Step 5: Test and Benchmark
Run the profiler to test the performance of the remaining kernels. You can selectively run specific GEMM configurations to evaluate performance and identify any other potential issues.
This step-by-step guide demonstrates a practical approach to resolving the SMEM capacity issue by excluding a specific kernel. You can adapt this approach to exclude other kernels or experiment with other solutions, such as adjusting tile sizes or optimizing data types. Remember to benchmark your changes to ensure optimal performance.
Conclusion
Encountering the "SMEM usage exceeded capacity" error when building the CUTLASS profiler on Jetson AGX Thor can be frustrating, but with a systematic approach and a clear understanding of the underlying issues, it can be effectively resolved. This article has provided a comprehensive guide to diagnosing the problem, exploring potential solutions, and implementing practical workarounds.
By understanding the limitations of shared memory on the SM100 architecture and how CUTLASS kernels utilize this resource, you can make informed decisions about build configurations and kernel selections. Excluding problematic kernels, adjusting tile sizes, optimizing data types, and modifying shared memory configurations are all viable strategies for addressing this issue.
Remember that the optimal solution might vary depending on your specific use case and performance requirements. It's crucial to test and benchmark different approaches to find the right balance between functionality and performance.

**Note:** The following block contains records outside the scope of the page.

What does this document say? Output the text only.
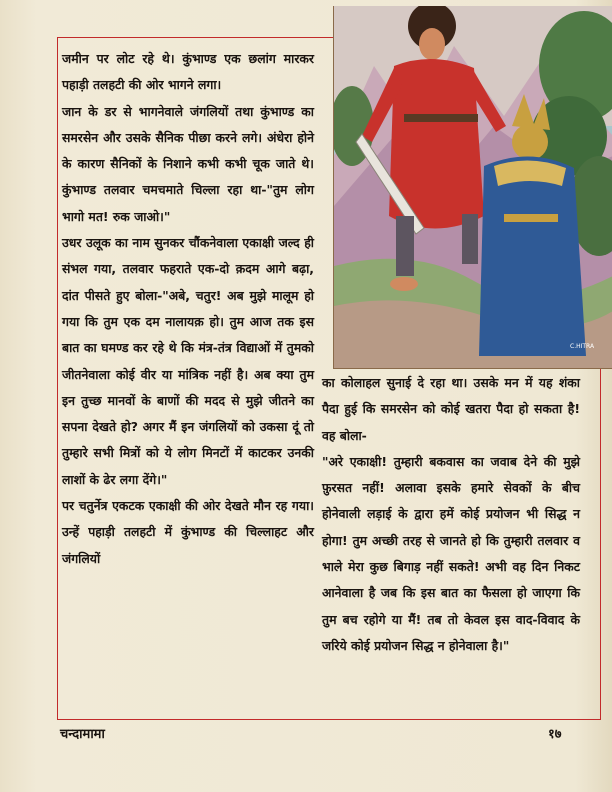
C.HITRA

जमीन पर लोट रहे थे। कुंभाण्ड एक छलांग मारकर पहाड़ी तलहटी की ओर भागने लगा।

जान के डर से भागनेवाले जंगलियों तथा कुंभाण्ड का समरसेन और उसके सैनिक पीछा करने लगे। अंधेरा होने के कारण सैनिकों के निशाने कभी कभी चूक जाते थे। कुंभाण्ड तलवार चमचमाते चिल्ला रहा था-"तुम लोग भागो मत! रुक जाओ।"

उधर उलूक का नाम सुनकर चौंकनेवाला एकाक्षी जल्द ही संभल गया, तलवार फहराते एक-दो क़दम आगे बढ़ा, दांत पीसते हुए बोला-"अबे, चतुर! अब मुझे मालूम हो गया कि तुम एक दम नालायक़ हो। तुम आज तक इस बात का घमण्ड कर रहे थे कि मंत्र-तंत्र विद्याओं में तुमको जीतनेवाला कोई वीर या मांत्रिक नहीं है। अब क्या तुम इन तुच्छ मानवों के बाणों की मदद से मुझे जीतने का सपना देखते हो? अगर मैं इन जंगलियों को उकसा दूं तो तुम्हारे सभी मित्रों को ये लोग मिनटों में काटकर उनकी लाशों के ढेर लगा देंगे।"

पर चतुर्नेत्र एकटक एकाक्षी की ओर देखते मौन रह गया। उन्हें पहाड़ी तलहटी में कुंभाण्ड की चिल्लाहट और जंगलियों

का कोलाहल सुनाई दे रहा था। उसके मन में यह शंका पैदा हुई कि समरसेन को कोई खतरा पैदा हो सकता है! वह बोला-

"अरे एकाक्षी! तुम्हारी बकवास का जवाब देने की मुझे फ़ुरसत नहीं! अलावा इसके हमारे सेवकों के बीच होनेवाली लड़ाई के द्वारा हमें कोई प्रयोजन भी सिद्ध न होगा! तुम अच्छी तरह से जानते हो कि तुम्हारी तलवार व भाले मेरा कुछ बिगाड़ नहीं सकते! अभी वह दिन निकट आनेवाला है जब कि इस बात का फैसला हो जाएगा कि तुम बच रहोगे या मैं! तब तो केवल इस वाद-विवाद के जरिये कोई प्रयोजन सिद्ध न होनेवाला है।"

चन्दामामा	१७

By following the steps outlined in this guide, you can overcome the SMEM capacity issue and successfully build the CUTLASS profiler, enabling you to test and benchmark GEMM performance on your Jetson AGX Thor. This empowers you to optimize your applications and leverage the full potential of the hardware.
For further information on CUTLASS and GPU programming, consider exploring resources such as the official NVIDIA documentation and the CUTLASS GitHub repository. You can find valuable insights and best practices at NVIDIA Developer Website.